GuanLab / Leopard

16 stars 5 forks source link

Query on cut off for true TF binding from prediciton #10

Closed Al-Murphy closed 3 years ago

Al-Murphy commented 3 years ago

Hi,

I was wondering if the cut-off for a model's predicted transcription factor binding is 0.5 when using Leopard?

I think this is dealt with in the score_record function in auc.py but it isn't clear to me exactly what it is doing.
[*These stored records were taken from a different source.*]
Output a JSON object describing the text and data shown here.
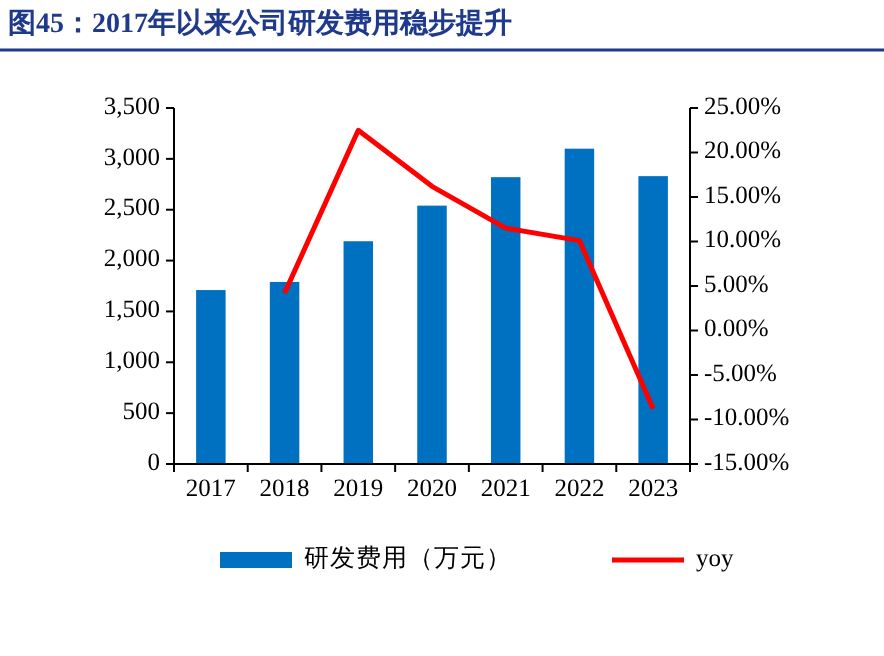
{
  "chart_data": {
    "type": "bar",
    "title": "图45：2017年以来公司研发费用稳步提升",
    "categories": [
      "2017",
      "2018",
      "2019",
      "2020",
      "2021",
      "2022",
      "2023"
    ],
    "series": [
      {
        "name": "研发费用（万元）",
        "color": "#0070c0",
        "values": [
          1710,
          1790,
          2190,
          2540,
          2820,
          3100,
          2830
        ]
      },
      {
        "name": "yoy",
        "type": "line",
        "axis": "y2",
        "color": "#ff0000",
        "values": [
          null,
          4.2,
          22.5,
          16.2,
          11.5,
          10.1,
          -8.8
        ]
      }
    ],
    "ylim": [
      0,
      3500
    ],
    "yticks": [
      0,
      500,
      {
        "value": 1000,
        "label": "1,000"
      },
      {
        "value": 1500,
        "label": "1,500"
      },
      {
        "value": 2000,
        "label": "2,000"
      },
      {
        "value": 2500,
        "label": "2,500"
      },
      {
        "value": 3000,
        "label": "3,000"
      },
      {
        "value": 3500,
        "label": "3,500"
      }
    ],
    "y2lim": [
      -15,
      25
    ],
    "y2ticks": [
      {
        "value": -15,
        "label": "-15.00%"
      },
      {
        "value": -10,
        "label": "-10.00%"
      },
      {
        "value": -5,
        "label": "-5.00%"
      },
      {
        "value": 0,
        "label": "0.00%"
      },
      {
        "value": 5,
        "label": "5.00%"
      },
      {
        "value": 10,
        "label": "10.00%"
      },
      {
        "value": 15,
        "label": "15.00%"
      },
      {
        "value": 20,
        "label": "20.00%"
      },
      {
        "value": 25,
        "label": "25.00%"
      }
    ],
    "legend": "bottom"
  }
}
Is there any chance you could clarify firstly, what this function does and secondly, what the cut-off to mark a positive and negative prediction from Leopard's continuous predicted score?

Thanks, Alan.

Hongyang449 commented 3 years ago

Hi Alan,

Leopard only provide the continuous predicted scores without any cutoff for the positive/negative binarization. You can select the cutoff based on your needs - it is always the tradeoff among precision, recall, and false positive rate.

Therefore, instead of using an arbitrary cutoff to calculate the precision/recall/others, the two functions in auc.py are used to calculate the areas under the precision-recall curve and the ROC curve. The score_record function first divides [0-1] into e.g. 10^5 = 10,000 bins if the argument input_digits = 5. Then for each bin, calculate the true positives/false positives/others based on predicted values that are within that bin. Then the outputs are used in the calculate_auc function to calculate the areas under two curves.

You can also check out the Table_S4 and Table_S5, which list Leopard's performance at multiple False Positive Rate(FPS) and recall cutoffs.

Thanks, Hongyang

Al-Murphy commented 3 years ago

That makes sense, thanks!